# Profile memory usage
We notice that our data files are large and pandas dataframes approach the limit of what can be handled on a 16GiB RAM computer when reading in a whole year's worth of trip data.
This notebook simply profiles memory usage and improvements possible by
* Using smaller numeric types
* Using `categorical` type instead of `object` (strings)
* Using DateTime

In [None]:
import pandas as pd
import numpy as np

### Initial Memory Usage

In [None]:
df = pd.read_csv("data/NY_2019.csv")
df.drop('Unnamed: 0', axis=1, inplace=True)

In [None]:
# initial usage, no optimization. see column dtypes
df.info(memory_usage='deep')

In [None]:
# Total GiB (same as above)
start_memory = df.memory_usage(index=False, deep=True).sum()/(2**30)
print(f'{round(start_memory, 3)} GiB')

### Use smaller numeric types

In [None]:
# Max int values (we have no negative numbers in our data)
print(np.iinfo(np.int64).max)
print(np.iinfo(np.int32).max)
print(np.iinfo(np.int16).max)
print(np.iinfo(np.int8).max)

In [None]:
# What is the max for each numeric column?

print("Max values:")
# okay who took a 1000+ hour (44 days) trip...should we drop outliers? perhaps not because then we can't determine bike rebalancing
print(df.tripduration.max())
print(df['startstationid'].max())
print(df['endstationid'].max())
print(df.bikeid.max())
print(df.birthyear.max())

# NOTE: we have no negative values (as expected) so can use unsigned ints when downcasting
print("\nMin values:")
print(df.tripduration.min())
print(df['startstationid'].min())
print(df['endstationid'].min())
print(df.bikeid.min())
print(df.birthyear.min())


In [None]:
# Drop NAs before downcasting
df.dropna(axis=0, inplace=True)

# # Use smaller numeric types
# df['tripduration'] = df['tripduration'].astype('int32')
# df['startstationid'] = df['startstationid'].astype('int16')
# df['endstationid'] = df['endstationid'].astype('int16')
# df['bikeid'] = df['bikeid'].astype('int32')
# df['birthyear'] = df['birthyear'].astype('int16')
# df['gender'] = df['gender'].astype('int8')

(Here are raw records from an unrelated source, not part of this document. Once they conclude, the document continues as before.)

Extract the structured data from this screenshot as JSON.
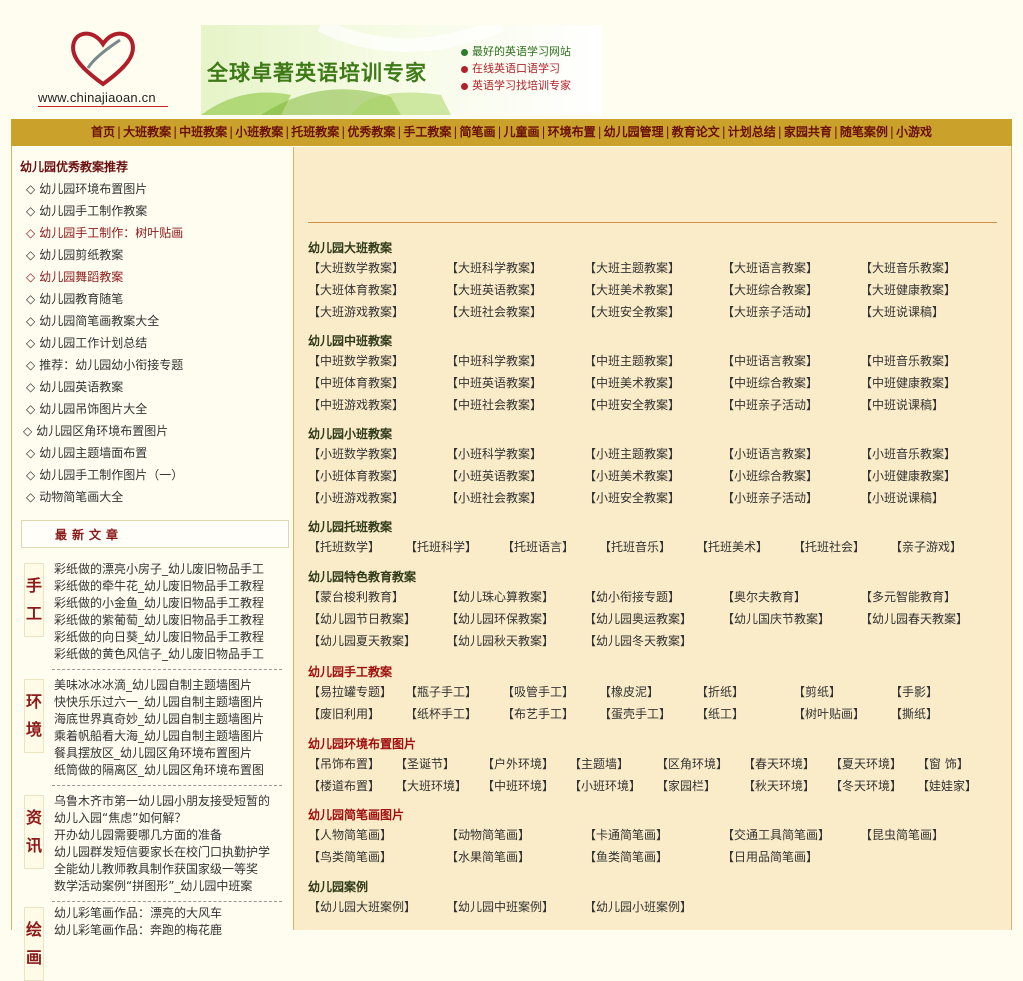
{
  "logo": {
    "url_text": "www.chinajiaoan.cn"
  },
  "banner": {
    "title": "全球卓著英语培训专家",
    "lines": [
      "最好的英语学习网站",
      "在线英语口语学习",
      "英语学习找培训专家"
    ]
  },
  "nav": [
    "首页",
    "大班教案",
    "中班教案",
    "小班教案",
    "托班教案",
    "优秀教案",
    "手工教案",
    "简笔画",
    "儿童画",
    "环境布置",
    "幼儿园管理",
    "教育论文",
    "计划总结",
    "家园共育",
    "随笔案例",
    "小游戏"
  ],
  "sidebar": {
    "recommend_title": "幼儿园优秀教案推荐",
    "recommend": [
      "幼儿园环境布置图片",
      "幼儿园手工制作教案",
      "幼儿园手工制作：树叶贴画",
      "幼儿园剪纸教案",
      "幼儿园舞蹈教案",
      "幼儿园教育随笔",
      "幼儿园简笔画教案大全",
      "幼儿园工作计划总结",
      "推荐：幼儿园幼小衔接专题",
      "幼儿园英语教案",
      "幼儿园吊饰图片大全",
      "幼儿园区角环境布置图片",
      "幼儿园主题墙面布置",
      "幼儿园手工制作图片（一）",
      "动物简笔画大全"
    ],
    "bullet": "◇",
    "latest_title": "最新文章",
    "categories": [
      {
        "label": "手工",
        "items": [
          "彩纸做的漂亮小房子_幼儿废旧物品手工",
          "彩纸做的牵牛花_幼儿废旧物品手工教程",
          "彩纸做的小金鱼_幼儿废旧物品手工教程",
          "彩纸做的紫葡萄_幼儿废旧物品手工教程",
          "彩纸做的向日葵_幼儿废旧物品手工教程",
          "彩纸做的黄色风信子_幼儿废旧物品手工"
        ]
      },
      {
        "label": "环境",
        "items": [
          "美味冰冰冰滴_幼儿园自制主题墙图片",
          "快快乐乐过六一_幼儿园自制主题墙图片",
          "海底世界真奇妙_幼儿园自制主题墙图片",
          "乘着帆船看大海_幼儿园自制主题墙图片",
          "餐具摆放区_幼儿园区角环境布置图片",
          "纸筒做的隔离区_幼儿园区角环境布置图"
        ]
      },
      {
        "label": "资讯",
        "items": [
          "乌鲁木齐市第一幼儿园小朋友接受短暂的",
          "幼儿入园“焦虑”如何解？",
          "开办幼儿园需要哪几方面的准备",
          "幼儿园群发短信要家长在校门口执勤护学",
          "全能幼儿教师教具制作获国家级一等奖",
          "数学活动案例“拼图形”_幼儿园中班案"
        ]
      },
      {
        "label": "绘画",
        "items": [
          "幼儿彩笔画作品：漂亮的大风车",
          "幼儿彩笔画作品：奔跑的梅花鹿"
        ]
      }
    ]
  },
  "main": {
    "sections": [
      {
        "title": "幼儿园大班教案",
        "title_color": "normal",
        "cols": 5,
        "items": [
          "【大班数学教案】",
          "【大班科学教案】",
          "【大班主题教案】",
          "【大班语言教案】",
          "【大班音乐教案】",
          "【大班体育教案】",
          "【大班英语教案】",
          "【大班美术教案】",
          "【大班综合教案】",
          "【大班健康教案】",
          "【大班游戏教案】",
          "【大班社会教案】",
          "【大班安全教案】",
          "【大班亲子活动】",
          "【大班说课稿】"
        ]
      },
      {
        "title": "幼儿园中班教案",
        "title_color": "normal",
        "cols": 5,
        "items": [
          "【中班数学教案】",
          "【中班科学教案】",
          "【中班主题教案】",
          "【中班语言教案】",
          "【中班音乐教案】",
          "【中班体育教案】",
          "【中班英语教案】",
          "【中班美术教案】",
          "【中班综合教案】",
          "【中班健康教案】",
          "【中班游戏教案】",
          "【中班社会教案】",
          "【中班安全教案】",
          "【中班亲子活动】",
          "【中班说课稿】"
        ]
      },
      {
        "title": "幼儿园小班教案",
        "title_color": "normal",
        "cols": 5,
        "items": [
          "【小班数学教案】",
          "【小班科学教案】",
          "【小班主题教案】",
          "【小班语言教案】",
          "【小班音乐教案】",
          "【小班体育教案】",
          "【小班英语教案】",
          "【小班美术教案】",
          "【小班综合教案】",
          "【小班健康教案】",
          "【小班游戏教案】",
          "【小班社会教案】",
          "【小班安全教案】",
          "【小班亲子活动】",
          "【小班说课稿】"
        ]
      },
      {
        "title": "幼儿园托班教案",
        "title_color": "normal",
        "cols": 7,
        "items": [
          "【托班数学】",
          "【托班科学】",
          "【托班语言】",
          "【托班音乐】",
          "【托班美术】",
          "【托班社会】",
          "【亲子游戏】"
        ]
      },
      {
        "title": "幼儿园特色教育教案",
        "title_color": "normal",
        "cols": 5,
        "items": [
          "【蒙台梭利教育】",
          "【幼儿珠心算教案】",
          "【幼小衔接专题】",
          "【奥尔夫教育】",
          "【多元智能教育】",
          "【幼儿园节日教案】",
          "【幼儿园环保教案】",
          "【幼儿园奥运教案】",
          "【幼儿国庆节教案】",
          "【幼儿园春天教案】",
          "【幼儿园夏天教案】",
          "【幼儿园秋天教案】",
          "【幼儿园冬天教案】"
        ]
      },
      {
        "title": "幼儿园手工教案",
        "title_color": "red",
        "cols": 7,
        "items": [
          "【易拉罐专题】",
          "【瓶子手工】",
          "【吸管手工】",
          "【橡皮泥】",
          "【折纸】",
          "【剪纸】",
          "【手影】",
          "【废旧利用】",
          "【纸杯手工】",
          "【布艺手工】",
          "【蛋壳手工】",
          "【纸工】",
          "【树叶贴画】",
          "【撕纸】"
        ]
      },
      {
        "title": "幼儿园环境布置图片",
        "title_color": "red",
        "cols": 8,
        "items": [
          "【吊饰布置】",
          "【圣诞节】",
          "【户外环境】",
          "【主题墙】",
          "【区角环境】",
          "【春天环境】",
          "【夏天环境】",
          "【窗 饰】",
          "【楼道布置】",
          "【大班环境】",
          "【中班环境】",
          "【小班环境】",
          "【家园栏】",
          "【秋天环境】",
          "【冬天环境】",
          "【娃娃家】"
        ]
      },
      {
        "title": "幼儿园简笔画图片",
        "title_color": "red",
        "cols": 5,
        "items": [
          "【人物简笔画】",
          "【动物简笔画】",
          "【卡通简笔画】",
          "【交通工具简笔画】",
          "【昆虫简笔画】",
          "【鸟类简笔画】",
          "【水果简笔画】",
          "【鱼类简笔画】",
          "【日用品简笔画】"
        ]
      },
      {
        "title": "幼儿园案例",
        "title_color": "normal",
        "cols": 5,
        "items": [
          "【幼儿园大班案例】",
          "【幼儿园中班案例】",
          "【幼儿园小班案例】"
        ]
      }
    ]
  }
}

# actually, let's downcast automatically instead of manually...
# NOTE: we might lose precision, but not sure if that matters based on the operations we perform on these columns
# E.g., float32 gives 6 digits of precision as opposed to 15 for float64
for column in df:
    if df[column].dtype == 'float64':
        df[column] = pd.to_numeric(df[column], downcast='float')
    if df[column].dtype == 'int64':
        df[column] = pd.to_numeric(df[column], downcast='unsigned')

In [None]:
# profile memory again
downcasted_memory = df.memory_usage(index=False, deep=True).sum()/(2**30)
print(f'{round(downcasted_memory, 3)} GiB')

### Use categorical type

In [None]:
df['usertype'] = df['usertype'].astype('category')

In [None]:
# profile memory again
categorical_memory = df.memory_usage(index=False, deep=True).sum()/(2**30)
print(f'{round(categorical_memory, 3)} GiB')

### DateTime
Not sure if this will reduce or increase size. But it's necessary to do for our time series analysis anyways, so let's see

In [None]:
df['starttime'] = pd.to_datetime(df['starttime'])
df['stoptime'] = pd.to_datetime(df['stoptime'])

In [None]:
# profile memory again
datetime_memory = df.memory_usage(index=False, deep=True).sum()/(2**30)
print(f'{round(datetime_memory, 3)} GiB')

### Outcome
Wow! Using DateTime helps a lot and we get significant gains in memory reduction from using a categorical type. Smaller numeric types give a smaller percentage reduction, but still useful

In [None]:
print(f'Reduced dataframe size by {round(100*(start_memory - datetime_memory)/start_memory, 2)}%')